We’ve also come across the first US audit opinions citing the coronavirus pandemic.

The audit opinions of Town Sports International Holdings Inc [Nasdaq: CLUB] and Novation Companies [OTC: NOVC] both referenced COVID-19 as a contributing factor to the material uncertainty related to the ability to continue as a going concern. As mentioned in last week’s post, we’ve already seen going concerns in Europe triggered by the pandemic.

As a reminder, a going concern modification is the expressed uncertainty that a company is able to continue in the near future. Generally speaking, this uncertainty relates to whether the company will exist for another 12 months.

Meanwhile, the audit opinion of Innovative Designs, Inc. [OTC: IVDN] has a going concern unrelated to impacts of the coronavirus, although COVID-19 is mentioned in the auditor’s report.

Emphasis of Matter

The accompanying financial statements have been prepared assuming that the Company will continue as a going concern. As discussed in Note 14 to the financial statements, the Company has suffered recurring losses from operations and has a net capital deficiency that raise substantial doubt about its ability to continue as a going concern. Management’s plans regarding these matters are also described in Note 14. The financial statements do not include any adjustments that might result from the outcome of this uncertainty.

In early 2020, an outbreak of a novel strain of coronavirus was identified and infections have been found in a number of countries around the world, including the United States. The coronavirus and its impact on trade including customer demand, travel, employee productivity, supply chain, and other economic activities has had, and may continue to have, a significant effect on financial markets and business activity.
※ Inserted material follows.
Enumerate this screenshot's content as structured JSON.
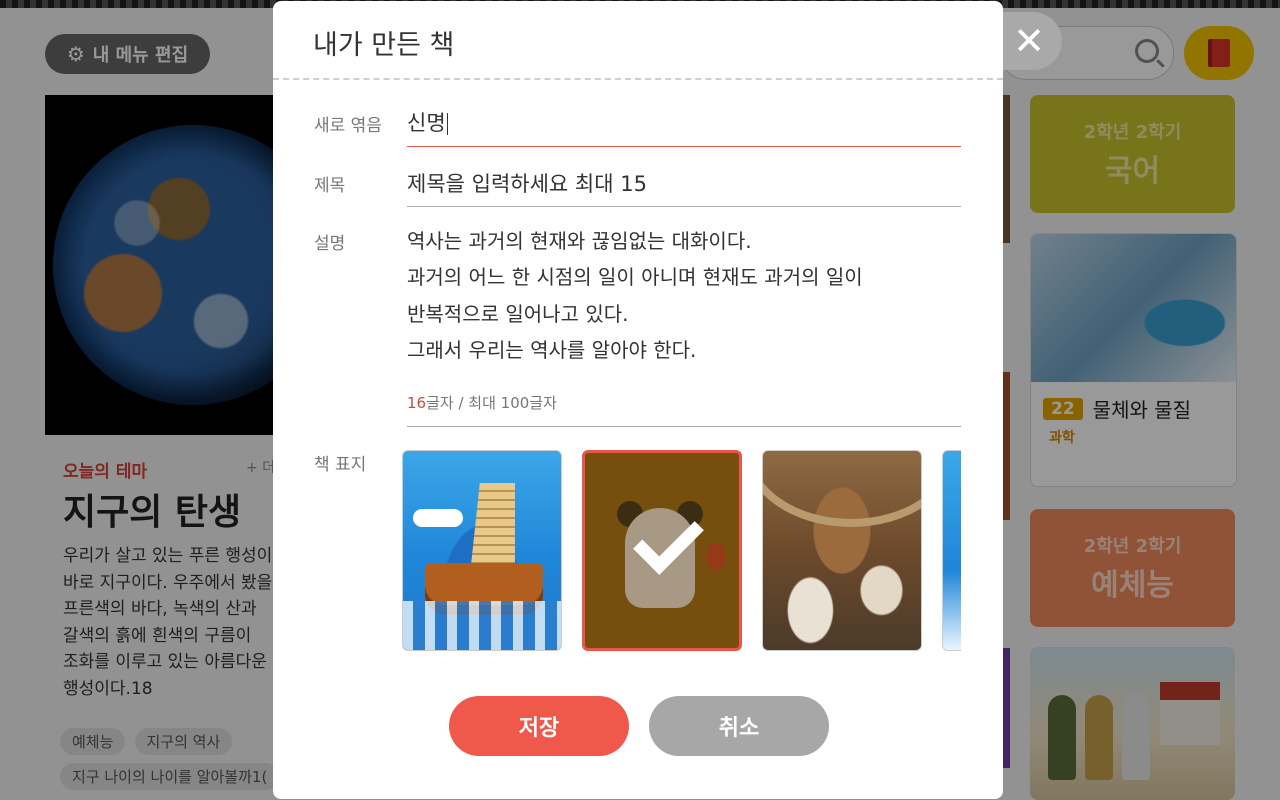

The extent of the impact of the coronavirus on our operational and financial performance is currently uncertain and cannot be predicted.

Other audit opinions mentioning COVID-19 include NorthStar Healthcare Income, Inc., Movado Group Inc [NYSE: MOV], and Nordstrom [NYSE: JWN]. Nordstrom’s opinion notes, “the Company announced the temporary closure of its stores in the U.S. and Canada for two weeks in response to the novel coronavirus (COVID-19) and that the impacts of COVID-19 may have a material adverse impact on its results of operations, financial position and cash flows in 2020. Additionally, the Company drew $800 million on its Revolver in March 2020.”

Nordstrom is one of many large retailers to voluntarily shut its doors temporarily to help prevent the spread of the coronavirus. Therefore, it’s very likely that this is just the start of audit opinions containing such language, particularly in light of the number of disclosures referencing the coronavirus or COVID-19 that has continued to grow:

During these unsettling and uncertain times, it’s overtly obvious that no one knows what to expect; this is especially true for companies and businesses, alike. Thankfully, many ancillary services and organizations are providing as many resources as possible to aid in the navigation of these uncharted waters.

For example, each of the Big Four audit firms have dedicated sections of their websites to the pandemic:

The NACD (National Association of Corporate Directors) has created an online portal (open to non-members) offering guidance and recommendations in responding to the coronavirus crisis. Here, board members can find helpful information to confront COVID-19 and mitigate the impacts it has on the business.

Similarly, Accountancy Europe has also made online resources available to accounting professionals, aimed to help ease the navigation of the coronavirus – acknowledging its unknown impact on the society, economy, and our daily lives.

Audit Analytics will continue to monitor disclosures regarding impacts of the coronavirus on US and foreign public companies and the subsequent effects on the economy overall.